Book study
Titus
A field letter to a trusted delegate. Paul has left Titus on Crete to finish organizing new churches — appoint qualified elders town by town, and silence the disruptive teachers already at work. But the letter's real burden is larger than church order: it welds sound doctrine to good works. Grace, Paul argues, is not merely pardon; it is a teacher that trains a redeemed people to renounce ungodliness and live self-controlled, upright, godly lives while they wait for Christ's appearing.
Themes
- Sound doctrine produces good works — The letter's spine: healthy teaching is known by the life it grows. 'Good works' recurs as a refrain (1:16; 2:7, 14; 3:1, 8, 14) — doctrine that leaves conduct unchanged is exposed as false.
- Qualified, appointed leadership — New churches need blameless elders whose own households and character back their teaching, precisely because unqualified talkers are already overturning whole families (1:5–9 vs. 1:10–11).
- Grace that trains — The two great salvation statements (2:11–14; 3:4–7) ground every command. Grace 'appeared' and now 'instructs' — it is not license but a curriculum in godliness, framed between Christ's first and second appearing.
- Confronting the false teachers — Cretan character and the 'circumcision' party are named bluntly: mouths to be stopped, minds defiled. Titus is to reprove sharply so the church stays sound.
- A people for his own possession — Redemption's aim is corporate and purposive — Christ gave himself to create a purified people 'zealous for good works,' remade by the washing of regeneration.
Outline
- 1. Order the church, silence the rebels — Appoint blameless elders in every city; the false teachers of Crete must be stopped.
- 2. Teach what fits sound doctrine — Each household group learns the conduct that matches the gospel — because grace itself trains us while we await Christ.
- 3. Live it out in the world — Be good citizens and gentle to all, remembering the mercy that saved us; do good, avoid futile controversy, and see to real needs.
Chapters
- Titus 1 — Paul states his commission (an apostle for the sake of God's people, their faith, and the godliness truth produces), then gives Titus his: finish organizing Crete's churches by appointing blameless elders (vv. 5–9). The urgency is the mirror image — rebellious talkers are already overturning households for gain, so the qualified must be installed and the unqualified silenced (vv. 10–16).
- Titus 2 — Against the empty talkers of chapter 1, Titus is to teach 'what fits sound doctrine' — and Paul spells it out group by group (older men, older women, young women, young men, Titus himself, slaves), each learning the conduct that adorns the gospel (vv. 1–10). Then he gives the reason under every command: grace has appeared, and grace trains a redeemed people to renounce ungodliness and live self-controlled lives while awaiting Christ's appearing (vv. 11–15).

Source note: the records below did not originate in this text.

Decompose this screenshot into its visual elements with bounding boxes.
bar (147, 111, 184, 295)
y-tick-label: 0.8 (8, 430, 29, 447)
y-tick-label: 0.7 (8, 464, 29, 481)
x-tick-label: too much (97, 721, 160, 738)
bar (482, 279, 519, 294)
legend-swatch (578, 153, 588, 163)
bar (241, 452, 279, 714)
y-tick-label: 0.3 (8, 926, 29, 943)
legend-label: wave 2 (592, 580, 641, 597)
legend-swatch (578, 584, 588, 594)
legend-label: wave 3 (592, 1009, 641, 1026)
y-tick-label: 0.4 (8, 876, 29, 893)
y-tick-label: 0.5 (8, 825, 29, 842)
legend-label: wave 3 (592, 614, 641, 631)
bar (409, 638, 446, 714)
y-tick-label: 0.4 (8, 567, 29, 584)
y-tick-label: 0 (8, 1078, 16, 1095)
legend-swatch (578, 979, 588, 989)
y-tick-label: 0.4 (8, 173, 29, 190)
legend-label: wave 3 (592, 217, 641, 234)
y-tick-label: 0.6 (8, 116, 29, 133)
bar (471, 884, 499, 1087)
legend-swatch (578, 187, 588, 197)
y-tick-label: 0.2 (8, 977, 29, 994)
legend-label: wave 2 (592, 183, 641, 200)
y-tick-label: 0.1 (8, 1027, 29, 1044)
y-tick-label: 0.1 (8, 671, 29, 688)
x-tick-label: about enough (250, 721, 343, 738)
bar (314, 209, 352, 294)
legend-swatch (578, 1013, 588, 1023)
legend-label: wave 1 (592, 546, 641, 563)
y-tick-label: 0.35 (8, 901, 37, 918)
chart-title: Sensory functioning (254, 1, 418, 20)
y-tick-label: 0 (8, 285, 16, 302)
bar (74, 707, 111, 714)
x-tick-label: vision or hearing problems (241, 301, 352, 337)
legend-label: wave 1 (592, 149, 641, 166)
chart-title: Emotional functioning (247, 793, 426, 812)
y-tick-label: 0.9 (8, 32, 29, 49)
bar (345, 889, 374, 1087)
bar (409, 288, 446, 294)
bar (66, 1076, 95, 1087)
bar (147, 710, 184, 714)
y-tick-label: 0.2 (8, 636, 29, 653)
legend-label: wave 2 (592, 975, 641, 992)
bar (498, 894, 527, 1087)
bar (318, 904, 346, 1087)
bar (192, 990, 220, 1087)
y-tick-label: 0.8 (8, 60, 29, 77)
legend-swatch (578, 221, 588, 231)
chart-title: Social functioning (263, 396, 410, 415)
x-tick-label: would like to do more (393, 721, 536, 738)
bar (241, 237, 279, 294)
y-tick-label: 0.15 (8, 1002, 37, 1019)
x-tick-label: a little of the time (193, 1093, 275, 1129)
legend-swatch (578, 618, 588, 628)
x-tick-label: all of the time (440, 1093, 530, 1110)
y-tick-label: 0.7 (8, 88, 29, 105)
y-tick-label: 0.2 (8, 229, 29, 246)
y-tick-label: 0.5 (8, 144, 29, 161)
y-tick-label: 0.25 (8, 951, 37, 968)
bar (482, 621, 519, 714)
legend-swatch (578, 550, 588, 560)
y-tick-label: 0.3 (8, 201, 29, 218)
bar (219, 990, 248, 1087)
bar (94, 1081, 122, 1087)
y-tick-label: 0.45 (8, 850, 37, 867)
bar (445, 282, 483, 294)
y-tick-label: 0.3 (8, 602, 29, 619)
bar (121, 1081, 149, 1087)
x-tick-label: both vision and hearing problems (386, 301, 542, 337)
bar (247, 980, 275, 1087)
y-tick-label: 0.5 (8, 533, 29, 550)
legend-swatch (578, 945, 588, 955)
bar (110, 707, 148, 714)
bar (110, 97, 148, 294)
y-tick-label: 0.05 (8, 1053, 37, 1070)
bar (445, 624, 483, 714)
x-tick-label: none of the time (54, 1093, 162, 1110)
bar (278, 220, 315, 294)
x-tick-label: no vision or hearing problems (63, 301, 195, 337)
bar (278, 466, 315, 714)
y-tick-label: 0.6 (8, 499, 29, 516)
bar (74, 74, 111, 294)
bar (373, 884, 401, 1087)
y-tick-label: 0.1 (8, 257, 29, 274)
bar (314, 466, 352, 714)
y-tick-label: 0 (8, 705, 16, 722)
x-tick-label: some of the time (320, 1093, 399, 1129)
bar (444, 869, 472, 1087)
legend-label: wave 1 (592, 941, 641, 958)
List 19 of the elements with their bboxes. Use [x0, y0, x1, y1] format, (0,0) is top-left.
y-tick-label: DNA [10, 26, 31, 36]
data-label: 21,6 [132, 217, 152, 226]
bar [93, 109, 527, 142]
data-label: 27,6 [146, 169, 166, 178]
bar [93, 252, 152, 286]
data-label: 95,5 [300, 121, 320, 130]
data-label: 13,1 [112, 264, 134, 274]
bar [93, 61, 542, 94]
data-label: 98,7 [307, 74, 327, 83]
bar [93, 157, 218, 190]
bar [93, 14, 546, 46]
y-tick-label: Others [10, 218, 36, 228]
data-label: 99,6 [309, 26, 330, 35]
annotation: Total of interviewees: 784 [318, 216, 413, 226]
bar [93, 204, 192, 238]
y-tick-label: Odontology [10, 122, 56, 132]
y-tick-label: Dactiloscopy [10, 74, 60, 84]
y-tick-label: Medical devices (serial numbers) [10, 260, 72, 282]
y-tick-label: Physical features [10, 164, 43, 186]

- Titus 3 — The gospel's conduct now turns outward: be good citizens and gentle toward everyone (vv. 1–2) — grounded in the memory that we too were once foolish and enslaved, until God's kindness and mercy saved us through the washing of regeneration, making us heirs of eternal life (vv. 3–7). On that basis Paul urges Titus to insist on good works, avoid futile controversies and divisive people, attend to real needs, and closes with travel plans and greetings (vv. 8–15).